A semicircular shaped window has a diameter of 63 cm. Find its perimeter (in cm), including the curved part and the diameter (assume pi = 22/7).

Introduction / Context:
This question tests perimeter of a semicircle. A semicircle's boundary consists of two parts: the curved arc (which is half the circumference of the full circle) and the straight diameter line. Many mistakes happen when learners compute only the curved arc and forget to add the diameter, or they use radius incorrectly. Since diameter is given, first find radius, compute the semicircular arc length as pi*r, then add the diameter to get total perimeter. Units remain in centimetres throughout, and pi = 22/7 is used for neat arithmetic.

Given Data / Assumptions:

• Diameter d = 63 cm
• Radius r = d/2 = 31.5 cm
• Perimeter of semicircle = (arc length) + diameter
• Arc length of semicircle = (1/2)*2*pi*r = pi*r

Concept / Approach:
Compute arc = pi*r and then add the diameter. Use pi = 22/7 to evaluate pi*r accurately.

Step-by-Step Solution:
r = 63/2 = 31.5 cm Arc length = pi*r = (22/7)*31.5 31.5/7 = 4.5, so arc = 22*4.5 = 99 cm Perimeter = arc + diameter = 99 + 63 = 162 cm

Verification / Alternative check:
Half circumference approach: full circumference = pi*d = (22/7)*63 = 198 cm, half is 99 cm, then add diameter 63 cm gives 162 cm. Same result confirms correctness.

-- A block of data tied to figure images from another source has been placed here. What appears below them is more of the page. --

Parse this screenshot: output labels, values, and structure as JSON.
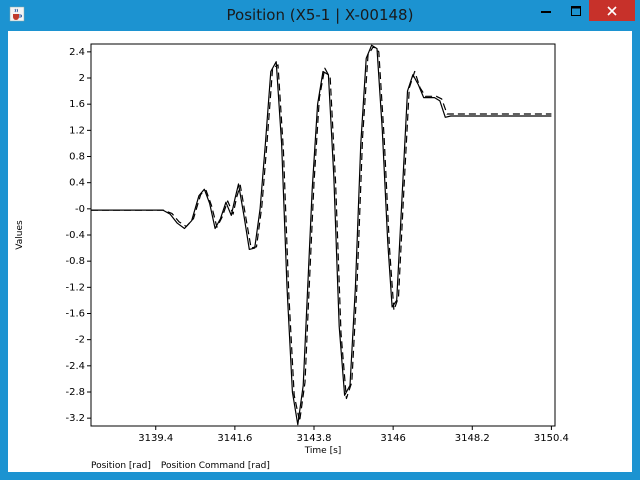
{
  "window": {
    "title": "Position (X5-1 | X-00148)",
    "accent_color": "#1c93d1",
    "close_button_color": "#c7312a",
    "controls": [
      "minimize-icon",
      "maximize-icon",
      "close-icon"
    ]
  },
  "chart_data": {
    "type": "line",
    "title": "",
    "xlabel": "Time [s]",
    "ylabel": "Values",
    "xlim": [
      3137.6,
      3150.5
    ],
    "ylim": [
      -3.32,
      2.52
    ],
    "x_ticks": [
      "3139.4",
      "3141.6",
      "3143.8",
      "3146",
      "3148.2",
      "3150.4"
    ],
    "y_ticks": [
      "2.4",
      "2",
      "1.6",
      "1.2",
      "0.8",
      "0.4",
      "-0",
      "-0.4",
      "-0.8",
      "-1.2",
      "-1.6",
      "-2",
      "-2.4",
      "-2.8",
      "-3.2"
    ],
    "grid": false,
    "legend_position": "bottom-left",
    "series": [
      {
        "name": "Position [rad]",
        "style": "solid",
        "color": "#000000",
        "x": [
          3137.6,
          3139.6,
          3139.8,
          3140.0,
          3140.2,
          3140.4,
          3140.6,
          3140.75,
          3140.9,
          3141.05,
          3141.2,
          3141.35,
          3141.5,
          3141.6,
          3141.7,
          3141.85,
          3142.0,
          3142.15,
          3142.3,
          3142.45,
          3142.6,
          3142.75,
          3142.9,
          3143.05,
          3143.2,
          3143.35,
          3143.5,
          3143.6,
          3143.75,
          3143.9,
          3144.05,
          3144.2,
          3144.35,
          3144.5,
          3144.65,
          3144.8,
          3144.95,
          3145.1,
          3145.25,
          3145.4,
          3145.55,
          3145.7,
          3145.85,
          3145.97,
          3146.1,
          3146.25,
          3146.4,
          3146.55,
          3146.7,
          3146.85,
          3147.0,
          3147.15,
          3147.3,
          3147.45,
          3147.6,
          3148.1,
          3148.2,
          3148.4,
          3150.4
        ],
        "y": [
          -0.02,
          -0.02,
          -0.08,
          -0.22,
          -0.3,
          -0.18,
          0.2,
          0.3,
          0.08,
          -0.3,
          -0.15,
          0.1,
          -0.1,
          0.15,
          0.38,
          -0.1,
          -0.62,
          -0.6,
          0.0,
          1.0,
          2.1,
          2.25,
          1.0,
          -1.2,
          -2.8,
          -3.3,
          -2.7,
          -1.5,
          0.3,
          1.6,
          2.1,
          2.05,
          0.5,
          -1.8,
          -2.85,
          -2.7,
          -1.2,
          1.0,
          2.3,
          2.5,
          2.45,
          1.2,
          -0.5,
          -1.5,
          -1.4,
          0.2,
          1.8,
          2.05,
          1.9,
          1.7,
          1.7,
          1.7,
          1.65,
          1.4,
          1.42,
          1.42,
          1.42,
          1.42,
          1.42
        ]
      },
      {
        "name": "Position Command [rad]",
        "style": "dashed",
        "color": "#000000",
        "x": [
          3137.6,
          3139.6,
          3139.85,
          3140.05,
          3140.25,
          3140.45,
          3140.65,
          3140.8,
          3140.95,
          3141.1,
          3141.25,
          3141.4,
          3141.55,
          3141.65,
          3141.75,
          3141.9,
          3142.05,
          3142.2,
          3142.35,
          3142.5,
          3142.65,
          3142.8,
          3142.95,
          3143.1,
          3143.25,
          3143.4,
          3143.55,
          3143.65,
          3143.8,
          3143.95,
          3144.1,
          3144.25,
          3144.4,
          3144.55,
          3144.7,
          3144.85,
          3145.0,
          3145.15,
          3145.3,
          3145.45,
          3145.6,
          3145.75,
          3145.9,
          3146.02,
          3146.15,
          3146.3,
          3146.45,
          3146.6,
          3146.75,
          3146.9,
          3147.05,
          3147.2,
          3147.35,
          3147.5,
          3147.65,
          3148.1,
          3148.2,
          3148.4,
          3150.4
        ],
        "y": [
          -0.02,
          -0.02,
          -0.07,
          -0.2,
          -0.27,
          -0.15,
          0.22,
          0.28,
          0.05,
          -0.28,
          -0.12,
          0.12,
          -0.08,
          0.18,
          0.36,
          -0.12,
          -0.6,
          -0.58,
          0.05,
          1.05,
          2.15,
          2.2,
          0.9,
          -1.3,
          -2.85,
          -3.25,
          -2.65,
          -1.4,
          0.4,
          1.7,
          2.15,
          2.0,
          0.4,
          -1.9,
          -2.9,
          -2.65,
          -1.1,
          1.1,
          2.35,
          2.48,
          2.4,
          1.1,
          -0.6,
          -1.55,
          -1.35,
          0.3,
          1.85,
          2.1,
          1.85,
          1.72,
          1.72,
          1.72,
          1.68,
          1.45,
          1.45,
          1.45,
          1.45,
          1.45,
          1.45
        ]
      }
    ]
  }
}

Why Other Options Are Wrong:
99 (not listed) would be the arc only; 132 and 142 come from wrong pi usage or wrong r. 172 is too large and suggests adding extra length beyond arc + diameter.

Common Pitfalls:
Forgetting to include diameter, using d instead of r in pi*r, or calculating half circumference incorrectly.

Final Answer:
The perimeter of the semicircular window is 162 cm.